Tout le monde connaît la panoplie du MTR: le bonnet de marin sur la tonsure drue, courte et grise, la veste jusqu'à mi cuisse avec au moins quatre poches latérales, le pull à col V flottant sur la chemise prisunic, le tee shirt en coton dont le col rond est visible sous la chemise prisunic, le pantalon fatigué qui tire bouchonne sur des chaussures de ville encore plus fatiguées.
Et surtout, mais c'est moins connu, le caleçon long sous le pantalon, indispensable.
Les plus fins observateurs s'accordent pour dire que seul le MTR peut porter cet accoutrement sans perdre une once de dignité.
Après une vie partagée entre le labeur et la solitude, le MTR continu de loger au foyer sonacotra pour toucher une retraite qu'il envoie à sa femme et ses enfants restés au pays. Il me tend sa carte de séjour quand je lui demande son adresse et il me dit tu (en fait il me dit ti) assez souvent pour que je finisse par faire pareil en raison d'un mimétisme spontané qui me conduis facilement à prendre l'accent et les tics de langage de mes interlocuteurs. Mais j'entends toujours dans mon tutoiement, une touche de familiarité et une trace de condescendance exécrables que je ne retrouve pas dans la bouche du MTR.

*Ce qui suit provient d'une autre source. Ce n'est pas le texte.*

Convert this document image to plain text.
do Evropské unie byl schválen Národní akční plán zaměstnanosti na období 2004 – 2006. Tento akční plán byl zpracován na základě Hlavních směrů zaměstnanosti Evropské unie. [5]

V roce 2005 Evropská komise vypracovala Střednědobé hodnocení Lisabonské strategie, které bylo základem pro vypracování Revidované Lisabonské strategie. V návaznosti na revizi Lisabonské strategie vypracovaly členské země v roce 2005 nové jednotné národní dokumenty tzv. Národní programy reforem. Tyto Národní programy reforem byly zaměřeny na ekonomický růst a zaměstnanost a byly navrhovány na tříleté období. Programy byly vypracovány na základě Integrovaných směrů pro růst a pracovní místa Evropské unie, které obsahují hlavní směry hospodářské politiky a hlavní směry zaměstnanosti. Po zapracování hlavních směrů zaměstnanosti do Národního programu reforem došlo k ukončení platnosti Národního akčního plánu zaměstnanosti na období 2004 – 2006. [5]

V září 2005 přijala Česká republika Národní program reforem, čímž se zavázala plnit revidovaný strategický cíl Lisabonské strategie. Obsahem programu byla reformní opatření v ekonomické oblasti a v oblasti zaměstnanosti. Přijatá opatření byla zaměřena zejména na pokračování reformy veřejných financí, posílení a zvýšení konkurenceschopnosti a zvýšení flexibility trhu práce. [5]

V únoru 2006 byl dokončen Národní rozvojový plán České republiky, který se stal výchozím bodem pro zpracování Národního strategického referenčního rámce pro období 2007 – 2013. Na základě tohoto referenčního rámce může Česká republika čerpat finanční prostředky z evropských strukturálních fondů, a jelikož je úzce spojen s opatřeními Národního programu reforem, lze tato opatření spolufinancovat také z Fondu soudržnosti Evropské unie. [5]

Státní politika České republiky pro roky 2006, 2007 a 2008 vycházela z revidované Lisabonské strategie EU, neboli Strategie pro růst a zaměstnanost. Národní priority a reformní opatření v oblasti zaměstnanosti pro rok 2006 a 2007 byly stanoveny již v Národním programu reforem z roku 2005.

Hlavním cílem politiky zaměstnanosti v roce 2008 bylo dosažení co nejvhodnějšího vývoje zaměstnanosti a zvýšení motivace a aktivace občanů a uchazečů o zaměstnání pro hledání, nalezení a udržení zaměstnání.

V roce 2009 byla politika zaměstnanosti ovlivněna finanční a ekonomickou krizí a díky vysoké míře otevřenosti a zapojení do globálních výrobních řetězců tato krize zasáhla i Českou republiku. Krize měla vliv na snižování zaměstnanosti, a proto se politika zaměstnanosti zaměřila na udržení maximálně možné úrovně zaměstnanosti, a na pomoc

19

Abdelwahab ressemble comme deux gouttes d'eau à un Maçon Tunisien Retraité car il était maçon et qu'il est Tunisien.
Il apporte tout un paquet de radiographies, doppler, irm et examens biologiques, remis consciencieusement dans le désordre pour expliquer que depuis deux ans il a mal aux jambes. Il explique surtout, toujours dans le désordre qu'il a couché avec une femme et qu'il a eu la chaude pisse. Je lui demande s'il urine sans difficulté puis je lui demande s'il pisse bien. Je lui demande si il a des erect..., s'il bande bien. Pas de problème. En fait c'était il y a 25 ans. Mais depuis qu'on en parle à la télévision, il tremble (en souriant, il montre avec sa main) à chaque fois qu'il y a une émission sur le sida. Il a fait tous les tests, il a vu des tas de médecins mais il a toujours peur. Il est à la retraite depuis 3 ans et il n'est plus retourné en Tunisie voir sa femme et ses trois enfants. Parce que il a couché avec cette femme.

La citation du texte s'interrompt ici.